In this pamphlet L'Estrange gave the titles of most of the pamphlets to which he objected, with brief extracts from them, and the names of the printers and publishers, amongst whom were Thomas Brewster, Giles Calvert, Simon Dover, and one other, whose name is not mentioned, but who is referred to as holding a highly profitable office. The reference may be to Thomas Newcomb.
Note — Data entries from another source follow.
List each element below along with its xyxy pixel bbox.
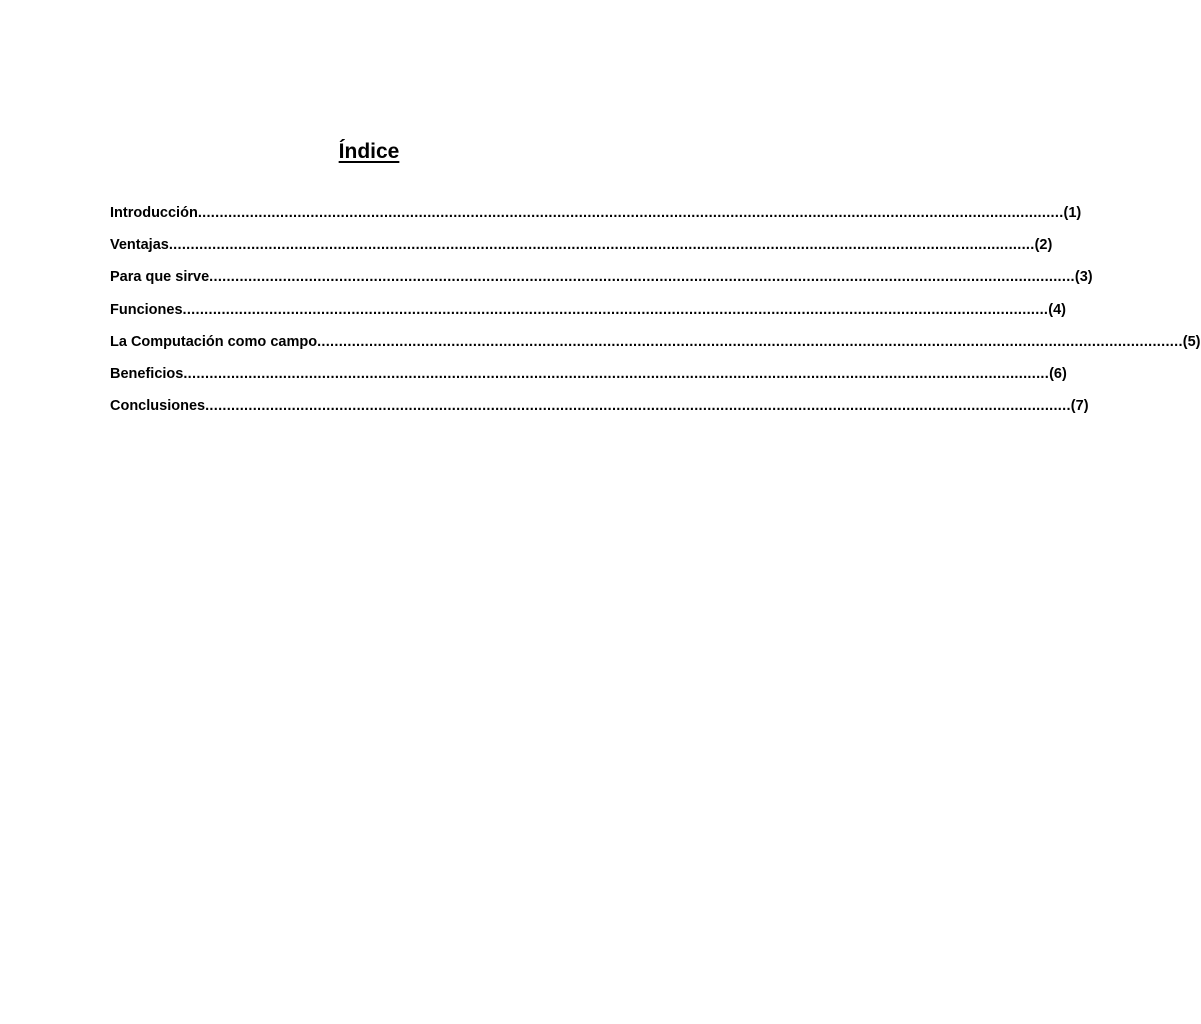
toc-dot-leader: ........................................................................................................................................................................................................ (197, 205, 1064, 221)
page-title: Índice (338, 140, 400, 163)
toc-dot-leader: ........................................................................................................................................................................................................ (209, 269, 1075, 286)
toc-entry-label: Introducción (110, 205, 198, 221)
toc-entry-ventajas (110, 237, 1053, 269)
toc-page-number: (4) (1048, 301, 1066, 318)
toc-page-number: (2) (1034, 237, 1053, 254)
toc-entry-la-computacion-como-campo (110, 333, 1201, 366)
toc-entry-label: Para que sirve (110, 269, 210, 286)
toc-entry-label: Conclusiones (110, 398, 206, 415)
toc-page-number: (3) (1074, 269, 1093, 286)
toc-entry-conclusiones (110, 398, 1089, 430)
toc-entry-beneficios (110, 365, 1067, 398)
toc-entry-label: Ventajas (110, 237, 169, 254)
toc-dot-leader: ........................................................................................................................................................................................................ (205, 398, 1071, 415)
toc-page-number: (6) (1049, 365, 1067, 382)
toc-entry-label: La Computación como campo (110, 333, 318, 350)
toc-dot-leader: ........................................................................................................................................................................................................ (183, 365, 1050, 382)
toc-dot-leader: ........................................................................................................................................................................................................ (168, 237, 1035, 254)
toc-entry-label: Beneficios (110, 365, 184, 382)
toc-page-number: (7) (1070, 398, 1089, 415)
toc-entry-funciones (110, 301, 1066, 334)
toc-page-number: (1) (1063, 205, 1082, 221)
toc-dot-leader: ........................................................................................................................................................................................................ (182, 301, 1049, 318)
toc-entry-para-que-sirve (110, 269, 1093, 301)
toc-dot-leader: ........................................................................................................................................................................................................ (317, 333, 1183, 350)
toc-page-number: (5) (1182, 333, 1201, 350)
toc-entry-introduccion (110, 205, 1082, 237)
toc-entry-label: Funciones (110, 301, 183, 318)
table-of-contents (110, 205, 1201, 430)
At pages 26 and 27 L'Estrange notices the petition of certain of the printers to be incorporated as a separate body. He says 'that it were a hard matter to pick out twenty master printers, who are both free of the trade, of ability to manage it, and of integrity to be entrusted with it, most of the honester sort being impoverished by the late times, and the great business of the press being engross'd by Oliver's creatures.' He admits that the Company of Stationers and Booksellers are largely responsible for the great increase of presses, being anxious to have their books printed as cheaply as possible, but thinks that there would be as much abuse of power among incorporated printers as among the Company of Stationers.

The Act of 1662, which was mainly based on L'Estrange's report, was in a large measure a re-enactment of the Star Chamber decree of 1637. The number of printers in London was limited to twenty, the type-founders to four, and the other clauses of the earlier decree were reinforced, but with one notable concession. Hitherto printing outside London had been restricted to the two Universities, but in the new Act the city of York was expressly mentioned as a place where printing might be carried on.

This new Act was enforced for a time with greater severity than the old one, and under it, for the first time in English history, a printer suffered the penalty of death for the liberty of the press.

The story of the trial and condemnation of John Twyn is told in vol. 6 of Cobbett's State Trials, and was also published in pamphlet form with the title, An exact narrative of the Tryal and condemnation of John Twyn, for Printing and Dispersing of a Treasonable Book, With the Tryals of Thomas Brewster, bookseller, Simon Dover, printer, Nathan Brooks, bookseller ... in the Old Bayly, London, the 20th and 22nd February 166-3/4.